Datum: Montag, der 05.12.2016
Mittagsposition: 14° 40,4′ N; 058° 50,2′ W
Etmal: 95 sm
Wetter: Lufttemperatur: 32° C, Wassertemperatur: 29°C, Wind: E/NE4
AutorIn: Janna
Der Tag begann für mich früher als geplant. Ich wachte um kurz vor 8 Uhr von lauten Rufen auf, die durch das geöffnete Oberlicht meiner Kammer schallten: „Klarmachen zum Setzen des Mittelklüvers! Schoten, Fall und Niederholer besetzen und klar melden“. Es war eine noch ziemlich junge Stimme, deren Ruf ich da vernahm. Einen Moment war ich verwirrt, doch da fiel es mir wieder ein: Es war der erste komplette Tag, an dem wir Schüler das Schiff, vom Kapitän bis zum Maschinisten, übernommen hatten. Ich drehte mich noch einmal auf die andere Seite und schlief beruhigt weiter, mit der Gewissheit, dass die anderen, die gerade Wache gingen, ihren „neuen“ Job sicher gut machen würden. Die am Vortag für 8 Uhr angesetzte Halse war nämlich zur Entlastung der Nachtwachen auf 10 Uhr verschoben worden. So konnte ich glücklicherweise doch noch eine Stunde vor der Halse frühstücken und wusste da noch nicht, dass unsere erste Halse letztendlich länger dauern sollte als gedacht.
Um 10 Uhr ertönte dann das Signal K (All-Hands-on-deck). Alle kamen an Deck zusammen und stellten sich wachweise auf. Nachdem die Wachführer der neuen Kapitänin Cosima die Vollständigkeit ihrer Wachen gemeldet hatten, erklärte diese uns noch einmal das geplante Manöver. Danach ging es dann los mit den Vorbereitungen. Zuerst sollten alle Segel mitschiffs geholt werden und die Rahen vierkant gebrasst werden (d.h. rechtwinklig zum Mast stehen). Doch das gestaltete sich schwieriger als gedacht, da es plötzlich scheinbaren Personalmangel an allen Stationen gab. Die Wachführer wollten alle ihren Anteil an der Halse perfekt erledigen und liehen sich Leute von anderen Wachen, die dann am Ende selbst Hilfe brauchten. Auch die Kommunikation war sehr schwierig, da die Wachführer und ihre Copis zunächst noch Probleme hatten, über alle ihnen zugeteilten Personen und Aufgaben den Überblick zu behalten. So kam es, dass manchmal Leute 10 oder sogar 15 Minuten zum Handeln bereit an ihrem ihnen zugewiesenen Tampen standen und dann keine weiteren Anweisungen erhielten, weil ihr Wachführer gerade gleichzeitig mit etwas anderem beschäftigt war.
Unsere erste Halse dauerte so über eine Stunde.
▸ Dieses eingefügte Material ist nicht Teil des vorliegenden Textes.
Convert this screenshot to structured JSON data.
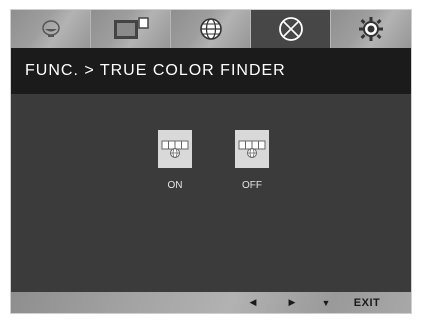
{
  "tabs": [
    {
      "name": "picture-icon",
      "active": false
    },
    {
      "name": "aspect-ratio-icon",
      "active": false
    },
    {
      "name": "globe-icon",
      "active": false
    },
    {
      "name": "function-icon",
      "active": true
    },
    {
      "name": "settings-gear-icon",
      "active": false
    }
  ],
  "header": {
    "title": "FUNC. > TRUE COLOR FINDER"
  },
  "options": [
    {
      "label": "ON",
      "icon": "true-color-finder-icon"
    },
    {
      "label": "OFF",
      "icon": "true-color-finder-icon"
    }
  ],
  "footer": {
    "left_symbol": "◀",
    "right_symbol": "▶",
    "down_symbol": "▼",
    "exit_label": "EXIT"
  },
  "colors": {
    "frame": "#3a3a3a",
    "header": "#1b1b1b",
    "tab_active": "#474747",
    "footer": "#a3a3a3"
  }
}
Zugegeben, das ist nicht perfekt, doch dafür, dass es unsere erste Halse war, die wir komplett selbstständig fuhren, waren wir wirklich gut.
Denn kein einziges Mal musste ein Erwachsener eingreifen, weil wir nichts wirklich falsch machten, das gefährlich hätte sein können. Man muss sich das einmal vorstellen: Auf dem Schiff gibt es 116 verschiedene Tampen, über deren Ort, Funktion und Wechselspiel mit anderen Tampen man den Überblick behalten muss. Will man nur einen einzigen Tampen durchholen, z.B. um ein Segel zu hissen, müssen im Normalfall gleichzeitig bis zu drei andere Tampen aufgefiert werden. Das alles muss koordiniert und im Blick behalten werden. Es war wirklich eine große Herausforderung, der sich die Wachführer, Kapitänin und die gesamte Schülerschaft gestellt haben und die wir zusammen gut meisterten. Und wir lernten aus unseren Erfahrungen: Bei der zweiten Halse am Nachmittag brauchten wir nur noch eine halbe Stunde.
Doch der Tag hatte auch in anderer Hinsicht noch eine Besonderheit zu bieten. Carla, ein Mitglied des Segelstamms, hatte an diesem Tag Geburtstag. Deshalb gab es am Nachmittag Zimtschnecken statt Kuchen und ihr Lieblingsessen am Abend, eine köstliche Spinat-Lasagne.
Abgerundet wurde der Tag mit dem plötzlichen Auftauchen einer Delfinschule von über 30 Tieren, die in der Bugwelle spielten. Unsere letzte Walsichtung lag nun schon über eine Woche zurück und alle erfreuten sich des Anblicks der Delfine, während langsam die Sonne unterging. Der Tag war wirklich sehr ereignisreich!